A 23 de julho, estreou na Netflix o terror alemão «Céu Vermelho Sangue». Vimos o filme e destacámos tanto os aspetos positivos como as circunstâncias que podem impedir-te de desfrutar da visualização.
«Céu Vermelho Sangue» (Blood Red Sky) é daquela categoria de filmes que provocam sentimentos mistos. Tem muito de interessante, mas também não faltam defeitos evidentes. Por isso, decidimos ajudar-te a decidir se vale a pena ver este filme ou não, destacando algumas razões principais a «favor» e «contra».
3 razões para ver «Céu Vermelho Sangue»
Enredo intrigante
Se não vires o trailer do filme com spoilers, a história sobre como os militares tentam descobrir o que fazer com o avião sequestrado por terroristas pode cativar-te desde os primeiros minutos de ecrã. Ainda por cima, no início aparece um rapaz que sai da aeronave e insiste a todos sobre os monstros a bordo.
Excelente dinâmica narrativa
A história principal do filme é cuidadosamente intercalada com flashbacks, que não só não irritam, como também revelam bem a história de fundo e nos aproximam das personagens. Além disso, esta abordagem ajuda na dinâmica do filme: as cenas de ação e os episódios de terror são oportunamente intercalados com diálogos coerentes. Isto não deixa o espectador aborrecer-se e mantém-no constantemente em tensão.
Bruxaria e tensão
Fazendo jus ao seu título, «Céu Vermelho Sangue» oferece ao espectador muito sangue. Aqui matam com armas brancas e de fogo, e por vezes até com as mãos nuas (e um pouco com os dentes). A brutalidade e a tensão do filme podem, por vezes, fazer inveja até ao original «Train to Busan» (os filmes são semelhantes em temática e na clausura dos acontecimentos). Pessoas mais impressionáveis farão melhor em manter-se afastadas do ecrã nesses momentos.
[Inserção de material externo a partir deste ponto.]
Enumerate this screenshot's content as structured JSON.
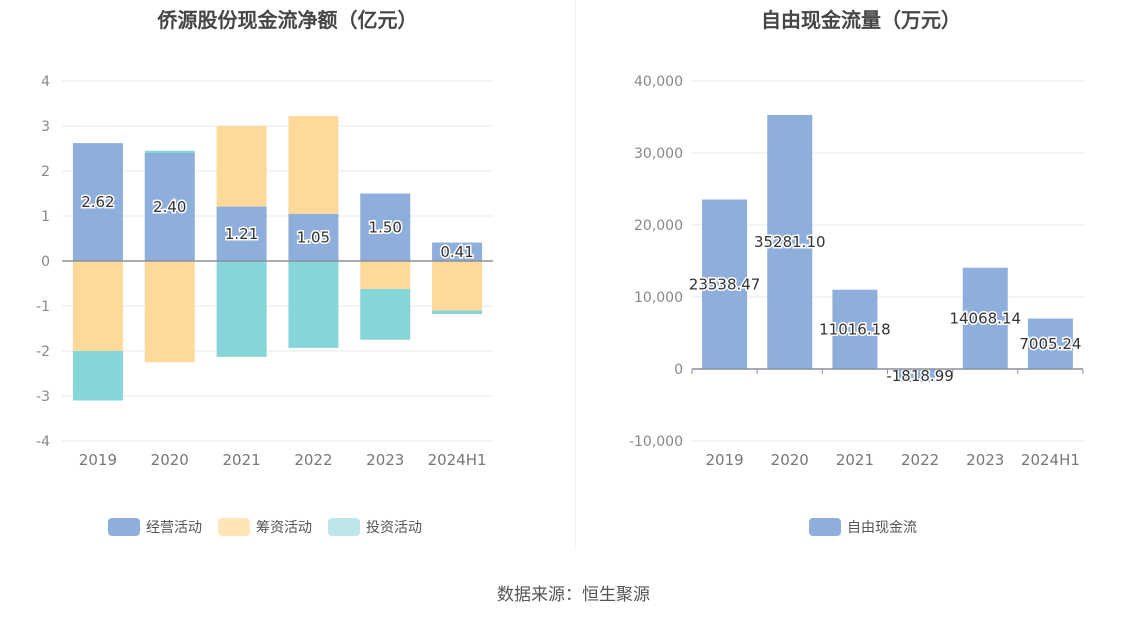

2 razões para não ver «Céu Vermelho Sangue»
Ação monótona
Apesar do orçamento razoável para os padrões europeus (cerca de 15 milhões de euros), o filme não aparenta o seu valor. Se a maquilhagem não levanta muitas objeções (no geral, é bem feita), os episódios de ação levantam muitas questões. Por vezes, parece que reina um caos sem sentido no ecrã. Noutros momentos, nota-se que os participantes das cenas não estão muito interessados no que se passa e parecem mais cosplayers baratos de «The Walking Dead» a filmar por comida, do que artistas profissionais. Dá vontade de gritar: «Não acredito!».
Caráter genérico geral
«Céu Vermelho Sangue» tenta de todas as formas parecer original. Mas dificilmente o consegue. Há aqui um monte de clichés avulsos: avião sequestrado, vírus misterioso, vilão excêntrico (não o principal, mas ainda assim), criança no centro de uma história de terror, etc. A mistura é bastante orgânica, mas durante a visualização não se afasta a sensação de que já vimos tudo isto algures. Além disso, o grau de indefinição impede uma impressão positiva geral: não é um filme sério, nem é trash ao estilo de «Operação “Neve Morta”», mas algo intermédio.